Meskipun Subjek pindah keperusahaan lain dan mengalami peningkatan dari perusahaan sebelumnya, tetap saja Subjek tidak mampu mempertahankan diri untuk waktu yang lama.

Pada awal bulan Subjek bekerja diperusahaan baru, biasanya Subjek menjadi karyawan teladan. Tidak pernah terlambat, mampu mengerjakan tugas dengan baik dan tepat waktu, tidak mengeluh meskipun beban pekerjaan diluar deskripsi yang telah ditentukan, tetapi ketika memasuki bulan berikutnya Subjek akan mengalami penurunan minat terhadap pekerjaannya dan biasanya Subjek memiliki ritual tidak masuk seminggu sekali diluar hari liburnya, tugas yang diberikan sering kali tidak sesuai tenggat waktu karena Subjek sering menunda untuk mengerjakan dan mulai mengeluhkan mengenai rekan kerja ataupun kondisi dikantor yang tidak nyaman.

Sehingga pada akhirnya, Subjek akan memutuskan untuk keluar dari pekerjaan dan mulai mencari tempat baru.

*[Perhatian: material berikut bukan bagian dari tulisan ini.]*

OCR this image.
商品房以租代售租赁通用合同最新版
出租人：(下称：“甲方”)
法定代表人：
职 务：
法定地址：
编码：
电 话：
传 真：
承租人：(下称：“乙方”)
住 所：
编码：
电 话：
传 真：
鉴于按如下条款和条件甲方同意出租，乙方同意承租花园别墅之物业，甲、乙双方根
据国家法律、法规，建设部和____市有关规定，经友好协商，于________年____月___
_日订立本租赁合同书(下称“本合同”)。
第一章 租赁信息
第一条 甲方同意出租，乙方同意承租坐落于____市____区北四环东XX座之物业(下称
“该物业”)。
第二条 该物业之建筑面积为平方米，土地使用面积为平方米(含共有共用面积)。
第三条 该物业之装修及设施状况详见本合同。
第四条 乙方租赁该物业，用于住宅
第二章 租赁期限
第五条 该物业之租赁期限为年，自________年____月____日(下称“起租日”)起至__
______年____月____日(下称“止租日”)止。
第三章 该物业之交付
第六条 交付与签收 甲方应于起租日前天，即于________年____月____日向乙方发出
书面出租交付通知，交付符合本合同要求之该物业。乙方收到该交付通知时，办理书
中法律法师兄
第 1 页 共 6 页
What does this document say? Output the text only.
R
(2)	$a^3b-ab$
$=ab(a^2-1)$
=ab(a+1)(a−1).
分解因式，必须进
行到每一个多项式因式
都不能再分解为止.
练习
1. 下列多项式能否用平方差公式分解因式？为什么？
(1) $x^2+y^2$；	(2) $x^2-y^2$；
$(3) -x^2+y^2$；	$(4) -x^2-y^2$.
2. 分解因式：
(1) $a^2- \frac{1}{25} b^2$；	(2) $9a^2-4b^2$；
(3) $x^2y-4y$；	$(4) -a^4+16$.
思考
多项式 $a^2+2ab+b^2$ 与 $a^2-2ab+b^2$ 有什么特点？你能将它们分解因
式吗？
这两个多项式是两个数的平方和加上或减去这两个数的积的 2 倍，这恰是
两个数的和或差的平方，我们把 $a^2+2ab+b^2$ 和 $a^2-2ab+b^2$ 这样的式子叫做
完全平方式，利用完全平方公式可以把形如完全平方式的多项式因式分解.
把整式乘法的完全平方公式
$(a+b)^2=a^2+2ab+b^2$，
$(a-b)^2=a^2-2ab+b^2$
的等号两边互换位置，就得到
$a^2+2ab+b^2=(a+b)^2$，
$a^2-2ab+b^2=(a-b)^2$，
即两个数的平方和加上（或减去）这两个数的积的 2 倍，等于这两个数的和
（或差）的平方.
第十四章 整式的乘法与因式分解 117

Apa yang menjadi masalah didalam kasus ini? Penjelasan akan diuraikan di bagian selanjutnya.

III. Pembahasan

B. Lyn Ware seorang psikolog dibidang Industri dan Organisasi mengatakan bahwa seorang karyawan setidak-tidaknya membutuhkan waktu kurang lebih 1.5 tahun untuk mampu beradaptasi dilingkungan kerjanya jika kurang dari 1.5 tahun seorang karyawan meninggalkan perusahaan maka mampu membuat karyawan mengalami demotivasi terhadap dirinya dan lama kelamaan akan menurunkan self efficacy.

Terkait dengan peranan lingkungan, kognisi (person) dan perilaku, Bandura menunjukkan interaksi ketiga faktor tersebut untuk mempengaruhi pembelajaran. Faktor lingkungan mempengaruhi perilaku, perilaku mempengaruhi lingkungan, kognisi mempengaruhi lingkungan dan terus berputar. Faktor kognisi mencakup harapan, self efficacy, strategi, pemikiran dan kecerdasan.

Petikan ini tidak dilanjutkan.